Pursuant to the Merger Agreement, each option to purchase shares of the Company's common stock that was granted under the Company's 2009 Incentive Award Plan and that was outstanding and unexercised immediately prior to the effective time of the merger was, upon the effective time of the merger, converted into and became an option to purchase a number of shares of TI common stock equal to the product of (A) the number of shares of the Company's common stock subject to such option multiplied by (B) the Exchange Ratio, rounded down to the nearest whole share.

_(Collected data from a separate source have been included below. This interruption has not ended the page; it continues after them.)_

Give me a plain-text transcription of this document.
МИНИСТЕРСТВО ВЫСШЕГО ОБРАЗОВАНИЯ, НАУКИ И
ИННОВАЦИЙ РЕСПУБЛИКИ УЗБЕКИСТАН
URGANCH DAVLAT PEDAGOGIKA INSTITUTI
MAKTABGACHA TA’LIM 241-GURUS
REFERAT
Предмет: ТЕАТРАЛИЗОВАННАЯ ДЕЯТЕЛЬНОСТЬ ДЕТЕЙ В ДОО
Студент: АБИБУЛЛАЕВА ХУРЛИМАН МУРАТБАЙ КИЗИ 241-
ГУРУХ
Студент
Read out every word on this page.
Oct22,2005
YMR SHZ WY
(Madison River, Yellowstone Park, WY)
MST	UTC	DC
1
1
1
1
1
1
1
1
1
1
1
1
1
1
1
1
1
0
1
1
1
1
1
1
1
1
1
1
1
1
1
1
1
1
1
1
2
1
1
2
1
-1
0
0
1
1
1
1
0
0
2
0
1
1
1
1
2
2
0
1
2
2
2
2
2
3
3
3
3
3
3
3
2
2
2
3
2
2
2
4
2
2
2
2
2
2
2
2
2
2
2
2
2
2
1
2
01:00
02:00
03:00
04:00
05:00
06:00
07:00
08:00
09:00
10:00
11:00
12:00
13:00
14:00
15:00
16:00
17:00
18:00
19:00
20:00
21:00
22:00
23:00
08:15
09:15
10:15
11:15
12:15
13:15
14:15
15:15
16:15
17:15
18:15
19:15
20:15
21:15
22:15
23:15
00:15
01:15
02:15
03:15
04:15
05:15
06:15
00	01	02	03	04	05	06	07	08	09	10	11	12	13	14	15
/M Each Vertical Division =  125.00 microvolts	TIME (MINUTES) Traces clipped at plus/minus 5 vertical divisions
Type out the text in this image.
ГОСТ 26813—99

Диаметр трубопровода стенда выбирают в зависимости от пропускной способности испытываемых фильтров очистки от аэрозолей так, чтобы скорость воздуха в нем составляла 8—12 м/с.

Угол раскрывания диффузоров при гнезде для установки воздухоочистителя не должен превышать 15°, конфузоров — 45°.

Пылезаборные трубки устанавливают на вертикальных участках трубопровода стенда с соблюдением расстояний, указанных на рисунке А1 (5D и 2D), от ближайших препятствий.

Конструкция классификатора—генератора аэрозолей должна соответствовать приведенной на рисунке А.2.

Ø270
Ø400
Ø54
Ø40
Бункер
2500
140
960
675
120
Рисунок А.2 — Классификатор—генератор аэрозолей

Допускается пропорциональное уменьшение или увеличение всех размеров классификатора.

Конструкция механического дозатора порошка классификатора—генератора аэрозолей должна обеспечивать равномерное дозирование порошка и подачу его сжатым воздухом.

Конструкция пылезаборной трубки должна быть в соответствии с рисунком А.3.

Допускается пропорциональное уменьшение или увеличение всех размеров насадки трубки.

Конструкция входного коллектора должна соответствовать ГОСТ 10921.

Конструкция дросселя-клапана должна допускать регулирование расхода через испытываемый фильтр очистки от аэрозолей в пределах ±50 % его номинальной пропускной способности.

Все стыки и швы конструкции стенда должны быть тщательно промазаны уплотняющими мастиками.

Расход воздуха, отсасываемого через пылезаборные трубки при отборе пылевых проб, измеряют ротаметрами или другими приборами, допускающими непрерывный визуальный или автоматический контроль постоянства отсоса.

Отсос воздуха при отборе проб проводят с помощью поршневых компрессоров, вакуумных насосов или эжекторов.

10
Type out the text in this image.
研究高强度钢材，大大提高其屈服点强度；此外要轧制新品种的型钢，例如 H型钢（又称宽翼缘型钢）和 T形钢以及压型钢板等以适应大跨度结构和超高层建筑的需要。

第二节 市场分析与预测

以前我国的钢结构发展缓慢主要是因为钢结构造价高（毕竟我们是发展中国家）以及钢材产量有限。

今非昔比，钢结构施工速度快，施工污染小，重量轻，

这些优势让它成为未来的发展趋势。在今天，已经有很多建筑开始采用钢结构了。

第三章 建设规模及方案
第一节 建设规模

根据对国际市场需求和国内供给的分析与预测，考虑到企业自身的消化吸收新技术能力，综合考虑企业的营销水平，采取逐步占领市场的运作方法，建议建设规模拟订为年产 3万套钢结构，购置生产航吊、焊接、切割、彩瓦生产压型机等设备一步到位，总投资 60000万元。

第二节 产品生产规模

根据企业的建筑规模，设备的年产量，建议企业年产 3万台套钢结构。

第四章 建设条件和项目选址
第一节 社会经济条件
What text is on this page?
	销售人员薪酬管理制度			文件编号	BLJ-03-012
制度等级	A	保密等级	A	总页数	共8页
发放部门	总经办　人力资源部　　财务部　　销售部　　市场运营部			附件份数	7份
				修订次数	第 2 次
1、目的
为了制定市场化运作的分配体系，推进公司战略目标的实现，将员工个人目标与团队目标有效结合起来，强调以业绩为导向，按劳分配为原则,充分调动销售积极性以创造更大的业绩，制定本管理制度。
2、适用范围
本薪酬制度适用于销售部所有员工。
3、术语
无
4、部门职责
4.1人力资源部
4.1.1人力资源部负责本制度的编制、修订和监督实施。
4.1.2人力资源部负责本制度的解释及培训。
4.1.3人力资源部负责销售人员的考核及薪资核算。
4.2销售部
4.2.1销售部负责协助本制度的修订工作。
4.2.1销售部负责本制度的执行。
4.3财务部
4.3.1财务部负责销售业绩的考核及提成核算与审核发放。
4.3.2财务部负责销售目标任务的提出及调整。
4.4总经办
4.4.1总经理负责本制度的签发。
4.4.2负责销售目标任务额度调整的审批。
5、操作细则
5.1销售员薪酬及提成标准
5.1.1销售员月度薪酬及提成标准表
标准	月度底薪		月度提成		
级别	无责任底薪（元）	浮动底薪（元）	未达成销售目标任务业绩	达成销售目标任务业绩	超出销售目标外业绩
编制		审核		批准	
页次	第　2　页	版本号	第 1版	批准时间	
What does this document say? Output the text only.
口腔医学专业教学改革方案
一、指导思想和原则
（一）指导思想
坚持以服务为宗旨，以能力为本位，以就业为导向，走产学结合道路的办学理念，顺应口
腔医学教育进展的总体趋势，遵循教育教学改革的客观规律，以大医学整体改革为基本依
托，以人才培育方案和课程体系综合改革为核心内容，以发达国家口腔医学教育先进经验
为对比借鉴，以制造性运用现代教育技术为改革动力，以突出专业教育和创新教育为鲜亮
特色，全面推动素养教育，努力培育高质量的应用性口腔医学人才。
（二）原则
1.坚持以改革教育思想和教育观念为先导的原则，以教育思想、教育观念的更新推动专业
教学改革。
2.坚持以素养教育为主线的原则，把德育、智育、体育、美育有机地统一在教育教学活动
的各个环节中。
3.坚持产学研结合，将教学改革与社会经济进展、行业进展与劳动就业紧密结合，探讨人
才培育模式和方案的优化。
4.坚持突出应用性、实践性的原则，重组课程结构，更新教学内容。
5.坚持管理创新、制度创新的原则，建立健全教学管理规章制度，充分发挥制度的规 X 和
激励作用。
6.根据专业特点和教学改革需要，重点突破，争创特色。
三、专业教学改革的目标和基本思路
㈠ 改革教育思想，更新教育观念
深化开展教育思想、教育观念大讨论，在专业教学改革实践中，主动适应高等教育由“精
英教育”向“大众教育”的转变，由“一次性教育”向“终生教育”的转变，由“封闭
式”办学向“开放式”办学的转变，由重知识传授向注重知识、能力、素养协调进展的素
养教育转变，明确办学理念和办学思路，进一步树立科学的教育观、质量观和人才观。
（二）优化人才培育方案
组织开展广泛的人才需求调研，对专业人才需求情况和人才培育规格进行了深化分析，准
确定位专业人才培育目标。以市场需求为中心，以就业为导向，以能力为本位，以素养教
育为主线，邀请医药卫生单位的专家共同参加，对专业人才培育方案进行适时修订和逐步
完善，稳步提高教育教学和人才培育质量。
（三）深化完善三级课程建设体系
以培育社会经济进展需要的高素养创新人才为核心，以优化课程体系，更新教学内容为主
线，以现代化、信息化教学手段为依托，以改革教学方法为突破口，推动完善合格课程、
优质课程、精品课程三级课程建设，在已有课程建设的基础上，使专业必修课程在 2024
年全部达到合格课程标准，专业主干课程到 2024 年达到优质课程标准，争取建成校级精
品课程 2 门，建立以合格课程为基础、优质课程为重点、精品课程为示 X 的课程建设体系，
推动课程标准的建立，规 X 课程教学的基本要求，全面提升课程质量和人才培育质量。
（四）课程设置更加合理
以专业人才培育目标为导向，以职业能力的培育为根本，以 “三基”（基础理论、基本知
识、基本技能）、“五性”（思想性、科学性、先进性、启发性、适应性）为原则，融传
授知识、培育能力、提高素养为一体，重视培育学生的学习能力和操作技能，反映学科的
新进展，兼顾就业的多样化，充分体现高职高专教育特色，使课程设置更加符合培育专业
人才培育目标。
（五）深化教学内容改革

Pursuant to the Merger Agreement, each option to purchase shares of the Company's common stock that was granted under the Company's equity plans other than the 2009 Incentive Award Plan and that was outstanding and unexercised immediately prior to the change-of-control associated with the merger, whether or not then vested and exercisable, vested and became fully exercisable and was cancelled upon such change-of-control and was converted into the right to receive cash, without interest and less any amount withheld for taxes, equal to the product of (A) the excess, if any, of $25.00 over the exercise price per share and (B) the number of shares subject to such option.